Communities that form online are communities of interest. It doesn’t matter where you are from or who your parents are or whether you were born into wealth. If you share an interest with others, you are likely to meet them on the Internet. This great capacity of information networks has already been harnessed to produce websites for job seekers (CareerBuilder.com, MediaBistro.com etc.), but also to create space for individuals to connect as professionals.
LinkedIn is probably the most popular of these websites, although there are others. LinkedIn may be the most successful because it allows all participants to spell out their areas of expertise and to create connections to those they know in “real life.” But what it also does, is to allow subscribers to see the further connections of their ‘real’ or existing connections, and see potential leads for jobs among the contacts of their contacts. One can also get ‘endorsements’ for one’s work from co-workers or others familiar with their professional abilities.

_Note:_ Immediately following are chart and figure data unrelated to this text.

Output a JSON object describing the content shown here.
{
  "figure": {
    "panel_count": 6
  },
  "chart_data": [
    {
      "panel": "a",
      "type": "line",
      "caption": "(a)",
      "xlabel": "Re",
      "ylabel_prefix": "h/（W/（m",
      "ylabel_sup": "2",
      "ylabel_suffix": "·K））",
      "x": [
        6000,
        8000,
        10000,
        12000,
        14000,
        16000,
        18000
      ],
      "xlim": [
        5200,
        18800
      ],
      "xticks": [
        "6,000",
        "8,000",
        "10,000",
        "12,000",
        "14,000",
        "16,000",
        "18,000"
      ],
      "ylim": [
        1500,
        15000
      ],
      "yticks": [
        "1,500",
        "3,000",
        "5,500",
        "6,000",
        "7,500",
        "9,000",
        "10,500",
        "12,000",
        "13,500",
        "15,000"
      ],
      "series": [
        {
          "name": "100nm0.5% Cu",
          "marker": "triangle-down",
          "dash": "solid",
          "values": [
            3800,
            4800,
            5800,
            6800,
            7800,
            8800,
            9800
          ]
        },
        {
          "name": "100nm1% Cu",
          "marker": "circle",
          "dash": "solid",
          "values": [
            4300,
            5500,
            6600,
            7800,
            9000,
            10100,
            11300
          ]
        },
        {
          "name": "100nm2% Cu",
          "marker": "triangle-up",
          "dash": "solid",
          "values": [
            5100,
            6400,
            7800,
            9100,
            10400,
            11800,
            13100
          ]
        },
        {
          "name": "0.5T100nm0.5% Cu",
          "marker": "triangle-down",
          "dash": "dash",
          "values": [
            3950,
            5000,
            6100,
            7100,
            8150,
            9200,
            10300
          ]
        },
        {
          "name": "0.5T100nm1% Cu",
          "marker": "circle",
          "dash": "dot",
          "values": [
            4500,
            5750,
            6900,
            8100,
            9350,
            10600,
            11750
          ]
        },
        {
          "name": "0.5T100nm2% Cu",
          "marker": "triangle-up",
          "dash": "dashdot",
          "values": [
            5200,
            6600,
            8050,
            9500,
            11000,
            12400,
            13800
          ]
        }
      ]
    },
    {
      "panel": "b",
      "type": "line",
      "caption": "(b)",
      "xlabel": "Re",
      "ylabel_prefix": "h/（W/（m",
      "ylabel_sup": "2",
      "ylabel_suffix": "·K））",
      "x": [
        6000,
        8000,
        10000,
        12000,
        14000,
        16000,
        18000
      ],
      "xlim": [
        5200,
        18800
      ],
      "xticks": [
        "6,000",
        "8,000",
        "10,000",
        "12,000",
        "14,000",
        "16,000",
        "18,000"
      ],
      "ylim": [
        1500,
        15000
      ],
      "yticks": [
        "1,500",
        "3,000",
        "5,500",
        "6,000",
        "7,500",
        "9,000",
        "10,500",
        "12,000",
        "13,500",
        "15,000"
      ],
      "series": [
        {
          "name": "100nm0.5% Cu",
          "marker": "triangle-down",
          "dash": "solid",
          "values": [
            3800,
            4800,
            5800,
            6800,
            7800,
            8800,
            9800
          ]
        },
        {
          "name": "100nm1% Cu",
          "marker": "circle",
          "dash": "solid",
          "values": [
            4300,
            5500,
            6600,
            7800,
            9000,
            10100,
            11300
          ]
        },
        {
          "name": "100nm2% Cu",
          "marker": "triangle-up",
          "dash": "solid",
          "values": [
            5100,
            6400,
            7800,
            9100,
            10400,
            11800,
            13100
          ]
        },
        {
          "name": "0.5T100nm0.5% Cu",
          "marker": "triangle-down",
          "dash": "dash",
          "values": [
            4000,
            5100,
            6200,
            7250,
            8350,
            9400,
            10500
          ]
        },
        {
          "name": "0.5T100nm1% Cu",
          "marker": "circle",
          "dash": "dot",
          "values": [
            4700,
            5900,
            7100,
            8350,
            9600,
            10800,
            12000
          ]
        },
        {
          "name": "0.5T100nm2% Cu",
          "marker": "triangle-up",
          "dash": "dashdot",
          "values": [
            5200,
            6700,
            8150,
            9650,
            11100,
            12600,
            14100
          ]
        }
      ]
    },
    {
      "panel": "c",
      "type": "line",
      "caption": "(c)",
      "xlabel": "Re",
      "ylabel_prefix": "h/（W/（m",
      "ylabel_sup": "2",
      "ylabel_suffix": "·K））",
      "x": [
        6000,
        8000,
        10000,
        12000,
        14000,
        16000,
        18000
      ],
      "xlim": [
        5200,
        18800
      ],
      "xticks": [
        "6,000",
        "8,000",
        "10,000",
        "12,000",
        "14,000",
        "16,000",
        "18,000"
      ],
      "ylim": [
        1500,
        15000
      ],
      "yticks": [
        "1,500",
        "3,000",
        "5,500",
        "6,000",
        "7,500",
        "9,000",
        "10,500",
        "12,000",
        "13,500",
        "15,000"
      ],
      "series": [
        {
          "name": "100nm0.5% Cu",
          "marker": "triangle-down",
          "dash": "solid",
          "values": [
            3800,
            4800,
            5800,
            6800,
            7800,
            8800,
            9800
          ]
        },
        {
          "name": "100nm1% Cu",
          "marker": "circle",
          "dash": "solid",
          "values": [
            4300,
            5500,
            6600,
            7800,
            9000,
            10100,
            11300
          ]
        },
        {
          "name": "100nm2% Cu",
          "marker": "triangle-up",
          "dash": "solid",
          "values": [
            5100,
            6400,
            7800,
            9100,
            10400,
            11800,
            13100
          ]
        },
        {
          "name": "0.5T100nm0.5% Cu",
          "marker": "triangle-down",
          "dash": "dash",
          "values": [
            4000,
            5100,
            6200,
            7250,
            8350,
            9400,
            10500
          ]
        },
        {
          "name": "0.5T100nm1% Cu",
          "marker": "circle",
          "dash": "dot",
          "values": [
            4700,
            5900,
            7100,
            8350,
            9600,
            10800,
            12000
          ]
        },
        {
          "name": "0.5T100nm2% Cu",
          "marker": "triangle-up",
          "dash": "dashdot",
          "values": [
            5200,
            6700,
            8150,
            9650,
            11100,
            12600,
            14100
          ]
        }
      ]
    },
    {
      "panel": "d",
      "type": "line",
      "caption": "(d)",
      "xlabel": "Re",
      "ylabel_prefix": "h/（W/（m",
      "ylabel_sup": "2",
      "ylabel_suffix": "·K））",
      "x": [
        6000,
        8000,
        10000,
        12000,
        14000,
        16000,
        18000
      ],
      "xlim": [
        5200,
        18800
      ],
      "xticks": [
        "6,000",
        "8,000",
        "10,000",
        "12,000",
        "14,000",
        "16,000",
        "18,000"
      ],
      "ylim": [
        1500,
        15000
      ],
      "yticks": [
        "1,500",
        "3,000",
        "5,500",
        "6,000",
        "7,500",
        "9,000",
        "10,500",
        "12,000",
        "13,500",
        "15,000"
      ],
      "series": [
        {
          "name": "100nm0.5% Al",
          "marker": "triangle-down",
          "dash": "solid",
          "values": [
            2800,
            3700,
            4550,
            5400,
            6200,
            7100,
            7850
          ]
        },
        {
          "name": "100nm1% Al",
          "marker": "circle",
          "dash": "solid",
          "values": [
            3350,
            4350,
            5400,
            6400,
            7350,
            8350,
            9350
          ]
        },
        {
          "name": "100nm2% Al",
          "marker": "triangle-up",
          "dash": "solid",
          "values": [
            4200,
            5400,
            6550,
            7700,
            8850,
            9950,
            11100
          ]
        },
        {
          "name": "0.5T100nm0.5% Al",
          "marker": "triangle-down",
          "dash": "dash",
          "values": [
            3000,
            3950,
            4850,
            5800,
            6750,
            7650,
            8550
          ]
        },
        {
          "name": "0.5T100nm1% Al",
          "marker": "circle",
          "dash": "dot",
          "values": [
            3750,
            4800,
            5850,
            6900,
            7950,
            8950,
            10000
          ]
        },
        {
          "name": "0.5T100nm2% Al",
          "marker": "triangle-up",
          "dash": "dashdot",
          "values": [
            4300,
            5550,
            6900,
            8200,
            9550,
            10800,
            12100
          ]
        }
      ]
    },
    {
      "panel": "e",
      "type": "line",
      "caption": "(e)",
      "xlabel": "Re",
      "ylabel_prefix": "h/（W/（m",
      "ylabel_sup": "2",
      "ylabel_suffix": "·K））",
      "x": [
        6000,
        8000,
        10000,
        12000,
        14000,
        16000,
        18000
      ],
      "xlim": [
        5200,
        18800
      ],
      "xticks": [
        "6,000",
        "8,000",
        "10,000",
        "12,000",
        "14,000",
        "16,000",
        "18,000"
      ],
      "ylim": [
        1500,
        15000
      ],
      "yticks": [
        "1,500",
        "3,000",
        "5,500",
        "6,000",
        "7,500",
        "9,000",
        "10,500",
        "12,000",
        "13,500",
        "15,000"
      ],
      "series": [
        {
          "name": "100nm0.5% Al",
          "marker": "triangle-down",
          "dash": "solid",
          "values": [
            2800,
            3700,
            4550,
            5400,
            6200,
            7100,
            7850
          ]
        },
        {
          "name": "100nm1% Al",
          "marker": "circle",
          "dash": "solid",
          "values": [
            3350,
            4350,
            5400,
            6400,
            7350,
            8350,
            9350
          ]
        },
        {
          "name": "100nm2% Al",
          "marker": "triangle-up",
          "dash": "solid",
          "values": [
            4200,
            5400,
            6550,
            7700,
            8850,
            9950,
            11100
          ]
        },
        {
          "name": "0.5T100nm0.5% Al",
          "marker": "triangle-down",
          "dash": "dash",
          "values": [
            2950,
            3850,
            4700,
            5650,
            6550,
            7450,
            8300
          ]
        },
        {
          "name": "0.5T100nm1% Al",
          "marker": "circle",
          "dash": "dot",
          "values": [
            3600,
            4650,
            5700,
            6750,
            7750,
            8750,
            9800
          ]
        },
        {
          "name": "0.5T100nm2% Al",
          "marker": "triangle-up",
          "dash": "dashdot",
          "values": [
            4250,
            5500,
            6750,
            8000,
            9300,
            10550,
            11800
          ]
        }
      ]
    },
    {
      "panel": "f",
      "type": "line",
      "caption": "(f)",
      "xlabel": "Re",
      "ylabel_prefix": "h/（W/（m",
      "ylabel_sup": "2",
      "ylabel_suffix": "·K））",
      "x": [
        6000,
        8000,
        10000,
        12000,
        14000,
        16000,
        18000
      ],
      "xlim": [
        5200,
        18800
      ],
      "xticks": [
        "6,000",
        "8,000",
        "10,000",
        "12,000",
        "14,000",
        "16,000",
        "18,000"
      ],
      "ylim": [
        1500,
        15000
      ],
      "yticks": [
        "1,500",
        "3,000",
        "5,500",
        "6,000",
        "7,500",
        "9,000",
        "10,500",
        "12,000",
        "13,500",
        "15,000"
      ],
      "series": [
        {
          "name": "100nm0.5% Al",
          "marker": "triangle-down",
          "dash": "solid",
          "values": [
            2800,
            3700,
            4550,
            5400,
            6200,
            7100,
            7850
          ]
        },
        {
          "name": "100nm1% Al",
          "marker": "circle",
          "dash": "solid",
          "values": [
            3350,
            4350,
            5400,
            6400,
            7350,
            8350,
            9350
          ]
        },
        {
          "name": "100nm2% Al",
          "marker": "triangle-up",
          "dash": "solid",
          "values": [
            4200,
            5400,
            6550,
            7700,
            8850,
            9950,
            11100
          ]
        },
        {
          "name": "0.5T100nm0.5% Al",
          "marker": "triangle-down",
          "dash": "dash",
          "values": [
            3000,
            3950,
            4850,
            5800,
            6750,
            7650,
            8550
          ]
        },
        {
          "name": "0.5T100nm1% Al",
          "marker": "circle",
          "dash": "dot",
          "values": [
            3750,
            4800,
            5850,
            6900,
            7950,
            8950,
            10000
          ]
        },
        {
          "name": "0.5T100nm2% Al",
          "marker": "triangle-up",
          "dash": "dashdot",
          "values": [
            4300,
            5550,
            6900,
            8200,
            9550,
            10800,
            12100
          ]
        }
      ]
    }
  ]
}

Facebook is not a professional networking website on the surface, but precisely because personal connections translate into professional ones, what you do on Facebook gives you a public face and lets people know what your interests are and how you relate to your work. If you have a Facebook account, you can expect that prospective employers may want to look at your profile and assess whether you would be the sort of person they would want to represent their organization. If you are concerned about the content of your Facebook feed, and especially about the images of you accessible to the public, you may want to think about altering or suspending your activities there temporarily.
Our alumna Jayelle tells us about her own preferred ways of networking:
When looking for new opportunities or even freelance work the sites I use the most
are: LinkedIn, MediaBistro.com, JournalismJobs.com, and CareerBuilder.com. LinkedIn has grown into a fully functional social networking site that employers can use as a tool to look for a job candidate. There is also always the option of visiting the career site for the company you hope to work for. Experience is so important to building your resume. During college I interned non-stop because I knew that once I graduated employers would not be solely impressed with my degree. Even if you apply to five internships and hear back from one, that is an opportunity. It is never too early to start building your professional network and experience.